Madre, que no era persona insensible a los dobles sentidos, captó mi escepticismo. Arrugó la frente y continuó con el relleno de una punta de la estrella. Mi hermano tosía, una tos detrás de otra, y nosotros íbamos como subidos a ella. Mientras tanto, las noticias de la radio informaban de una huelga en una fábrica de Valencia, del incendio de una iglesia, de un falangista acusado de asesinato.
—Sinvergüenzas —masculló moviendo la cabeza a los lados sin perder de vista la puntada.
—Mi hermano tiene la tosferina —dije para que no tomara los derroteros de la política—. En todo ese tiempo en que has estado en el hospital no ha dejado de toser; deberíamos llamar al médico.
Pinchó la aguja en el acerico y con las dos manos estiró del bordado para desfruncir la tela.
—Tiene cinco puntas —dijo—, como los cinco continentes, como los cinco dedos del proletario.
IX
Padre estuvo preso.
Me he preguntado muchas veces por qué no me contó tal cosa, si no hubiera sido mejor ponerme al tanto de lo sucedido en el momento justo y no cuando la casualidad le había forzado a confesarlo. Fue en 1932, justo el año en el que Madre quedó embarazada de Federico.
La casualidad ocurrió pocos meses antes de que Padre se marchara, una tarde en que lo acompañé al Café Fuentes a jugar a las cartas. Un hombre solitario, acodado sobre la barra, apuraba un vaso de vino. «Bienvenido», dijo. Padre no se sintió aludido, echó un vistazo al fondo y, como viera que sus amigos aún no habían llegado, nos sentamos a la mesa y pidió al camarero una botella de tinto y una baraja española. Padre carraspeó. «No tardarán», dijo al tiempo que el camarero le traía las cartas y las contaba. El hombre hizo sonar la rueda de un chisquero. Se encendió un cigarro, salió a la calle, miró a los transeúntes. Después de dar dos caladas exclamó: «Mierda». Tiró el cigarrillo al suelo, nos miró y vino lanzado hacia nosotros. «Hola, Matarife», dijo arrastrando una silla.

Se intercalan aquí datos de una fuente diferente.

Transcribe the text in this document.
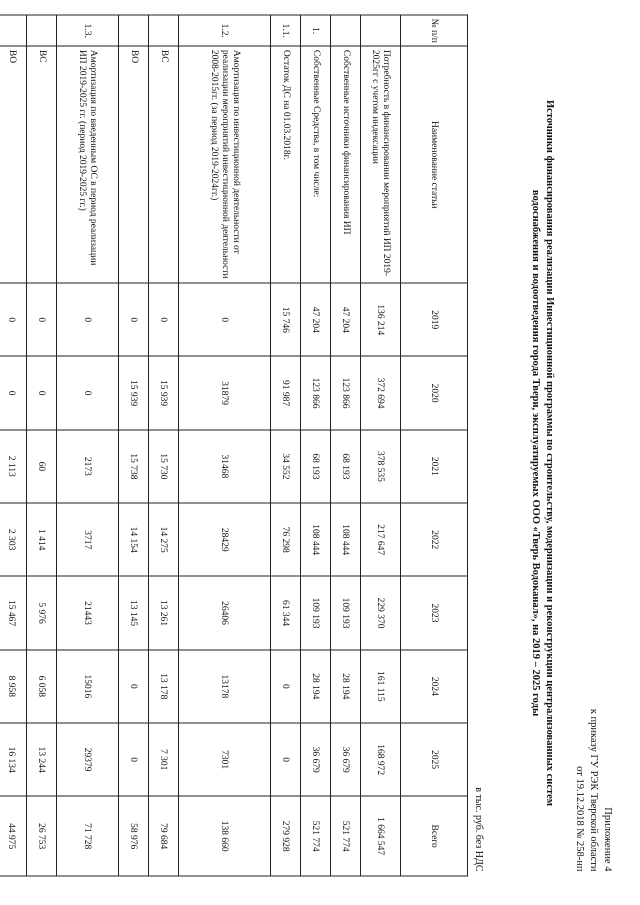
Приложение 4
к приказу ГУ РЭК Тверской области
от 19.12.2018 № 258-нп
Источники финансирования реализации Инвестиционной программы по строительству, модернизации и реконструкции централизованных систем
водоснабжения и водоотведения города Твери, эксплуатируемых ООО «Тверь Водоканал», на 2019 – 2025 годы
в тыс. руб. без НДС
№ п/п	Наименование статьи	2019	2020	2021	2022	2023	2024	2025	Всего
	Потребность в финансировании мероприятий ИП 2019-2025гг с учетом индексации	136 214	372 694	378 535	217 647	229 370	161 115	168 972	1 664 547
	Собственные источники финансирования ИП	47 204	123 866	68 193	108 444	109 193	28 194	36 679	521 774
1.	Собственные Средства, в том числе:	47 204	123 866	68 193	108 444	109 193	28 194	36 679	521 774
1.1.	Остаток ДС на 01.03.2018г.	15 746	91 987	34 552	76 298	61 344	0	0	279 928
1.2.	Амортизация по инвестиционной деятельности от реализации мероприятий инвестиционной деятельности 2008-2015гг. (за период 2019-2024гг.)	0	31879	31468	28429	26406	13178	7301	138 660
	ВС	0	15 939	15 730	14 275	13 261	13 178	7 301	79 684
	ВО	0	15 939	15 738	14 154	13 145	0	0	58 976
1.3.	Амортизация по введенным ОС в период реализации ИП 2019-2025 гг. (период 2019-2025 гг.)	0	0	2173	3717	21443	15016	29379	71 728
	ВС	0	0	60	1 414	5 976	6 058	13 244	26 753
	ВО	0	0	2 113	2 303	15 467	8 958	16 134	44 975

Se sentó frente a mi padre, le quitó el vaso y se sirvió vino. Vestía un traje muy gastado, con agujeros en las coderas y unos zapatos con las taloneras raídas que una y otra vez sacaba por debajo de la mesa en un acceso de manía. La barba le cubría gran parte de la cara, salpicada de calveros de tiña por donde asomaba una piel sonrosada. Parecía el desgraciado uno más de tantos otros occidentales que menudeaban por el Zoco Chico, saltando como pulgas de un bar a otro con la ropa manchada de vino; nada tenía de extraordinario y, sin embargo, en la forma en que me miraba parecía que me conociera.
Desde luego, no le gustó a Padre esa presencia inoportuna. Se reclinó en el respaldo, como siempre hacía cuando necesitaba ver las cosas desde una mejor perspectiva. Su silla crujió al soportar el peso de su cuerpo.
—¿Cómo por aquí? —le preguntó.
Al sonreír, la barba se plegó sobre sus labios.
—Siempre estoy por aquí. Vivo aquí. Toma, chaval —dijo ofreciéndome su vaso—. Bebe. Tu padre y yo somos antiguos amigos. Amigos de los buenos.